The Crows have soared into third position on the back of a seven-game winning streak, raising legitimate hopes that they can contend this season.
Thompson is in the twilight of his outstanding career and the contested-ball animal admits he is impressed by what he sees around him.
“It would be unfair to single out any side as better than another,” he said.
“But … as a club right now, we sit in a pretty good position.”
Thompson had played 39 games in four seasons at Melbourne when he was traded to the Crows at the end of 2004.
The following two seasons, he was part of Crows teams that lost preliminary finals and they did so again in 2012.
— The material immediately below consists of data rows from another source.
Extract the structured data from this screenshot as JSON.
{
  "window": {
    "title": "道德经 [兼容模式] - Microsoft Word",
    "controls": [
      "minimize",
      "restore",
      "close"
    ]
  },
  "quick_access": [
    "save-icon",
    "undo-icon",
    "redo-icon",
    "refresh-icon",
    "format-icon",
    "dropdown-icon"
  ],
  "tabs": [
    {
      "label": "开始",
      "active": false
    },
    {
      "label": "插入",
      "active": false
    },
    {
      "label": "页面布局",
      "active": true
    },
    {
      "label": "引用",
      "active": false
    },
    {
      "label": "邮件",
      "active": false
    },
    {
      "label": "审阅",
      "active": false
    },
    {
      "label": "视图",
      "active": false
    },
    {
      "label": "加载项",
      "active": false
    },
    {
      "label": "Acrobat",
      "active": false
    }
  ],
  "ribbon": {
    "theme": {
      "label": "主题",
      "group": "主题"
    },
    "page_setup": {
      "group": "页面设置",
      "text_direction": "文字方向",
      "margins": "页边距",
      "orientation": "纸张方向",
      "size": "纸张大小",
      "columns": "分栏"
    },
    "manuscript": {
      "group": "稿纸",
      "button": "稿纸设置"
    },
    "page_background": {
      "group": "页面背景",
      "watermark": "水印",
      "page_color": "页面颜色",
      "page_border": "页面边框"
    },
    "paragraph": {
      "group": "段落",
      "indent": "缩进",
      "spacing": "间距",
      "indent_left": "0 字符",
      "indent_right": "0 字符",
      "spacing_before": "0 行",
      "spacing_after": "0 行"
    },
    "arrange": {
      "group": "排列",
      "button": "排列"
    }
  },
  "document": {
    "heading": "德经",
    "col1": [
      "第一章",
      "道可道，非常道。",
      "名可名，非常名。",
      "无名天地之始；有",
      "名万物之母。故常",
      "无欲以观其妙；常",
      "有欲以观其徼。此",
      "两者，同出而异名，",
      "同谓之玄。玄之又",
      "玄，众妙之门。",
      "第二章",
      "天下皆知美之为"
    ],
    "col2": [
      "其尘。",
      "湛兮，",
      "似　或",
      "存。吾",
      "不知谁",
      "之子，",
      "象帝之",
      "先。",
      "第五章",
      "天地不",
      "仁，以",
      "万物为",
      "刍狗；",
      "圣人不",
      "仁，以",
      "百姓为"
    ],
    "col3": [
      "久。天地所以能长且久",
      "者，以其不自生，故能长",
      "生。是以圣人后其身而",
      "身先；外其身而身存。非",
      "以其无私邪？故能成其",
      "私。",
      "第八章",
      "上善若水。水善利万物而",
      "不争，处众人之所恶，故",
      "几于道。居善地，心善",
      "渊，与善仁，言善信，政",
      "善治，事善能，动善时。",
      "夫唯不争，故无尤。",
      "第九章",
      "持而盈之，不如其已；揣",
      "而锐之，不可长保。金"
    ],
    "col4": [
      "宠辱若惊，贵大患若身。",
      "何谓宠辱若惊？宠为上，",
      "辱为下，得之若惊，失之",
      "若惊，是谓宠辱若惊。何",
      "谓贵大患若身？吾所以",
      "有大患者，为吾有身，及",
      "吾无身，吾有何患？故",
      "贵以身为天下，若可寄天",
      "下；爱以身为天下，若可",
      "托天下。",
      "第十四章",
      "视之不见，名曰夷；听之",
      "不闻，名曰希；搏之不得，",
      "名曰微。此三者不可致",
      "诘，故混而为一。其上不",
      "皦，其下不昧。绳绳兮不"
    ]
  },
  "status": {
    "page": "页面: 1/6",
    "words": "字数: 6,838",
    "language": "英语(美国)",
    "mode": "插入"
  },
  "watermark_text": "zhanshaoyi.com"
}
The third of those near-misses was also the season when Thompson earned his one All-Australian selection and won the club best-and-fairest award for the second time.
This Saturday, he will become the fifth Adelaide player to reach 300 games – and the first to do so after starting his career at a different club.
Thompson is joining Crows royalty, with Andrew McLeod, Tyson Edwards, Mark Ricciuto and Ben Hart the others to reach the milestone.
“I certainly held them in the highest regard when they played and, to be reaching that milestone myself, albeit over two clubs, certainly I will be proud of when I finish,” Thompson said.
One of football’s good blokes joked that the only downside to his longevity in the game was the lack of respect from teammates.
Wayne Milera was just three when Thompson made his senior debut in 2001.
“The only thing that keeps me reminded (about how long he has played) … is getting called ‘fossil’ and ‘old such-and-such’ and maybe a couple of other words I can’t describe in here,” Thompson said.
A clear key to that longevity is how well Thompson takes care of himself.
Asked if he has the best “rig” at the Crows, the impressively built midfielder smiled and answered “probably”.
He joked about doing weights: “I stare at them and they lift themselves.”
Thompson continued the banter when asked how much pride he took in helping younger midfielders step up since Patrick Dangerfield’s departure to Geelong.
“That’s all my doing – seriously, it is,” he said.
More seriously, Thompson said the development of teammates such as the Crouch brothers and Jarryd Lyons was testament to the club’s coaching.
And he hopes his faultless workrate will remain an example long after he eventually retires.
“In this club, I would like to walk away leaving some form of legacy that I worked hard, got the best out of myself, taught other players good habits,” he said.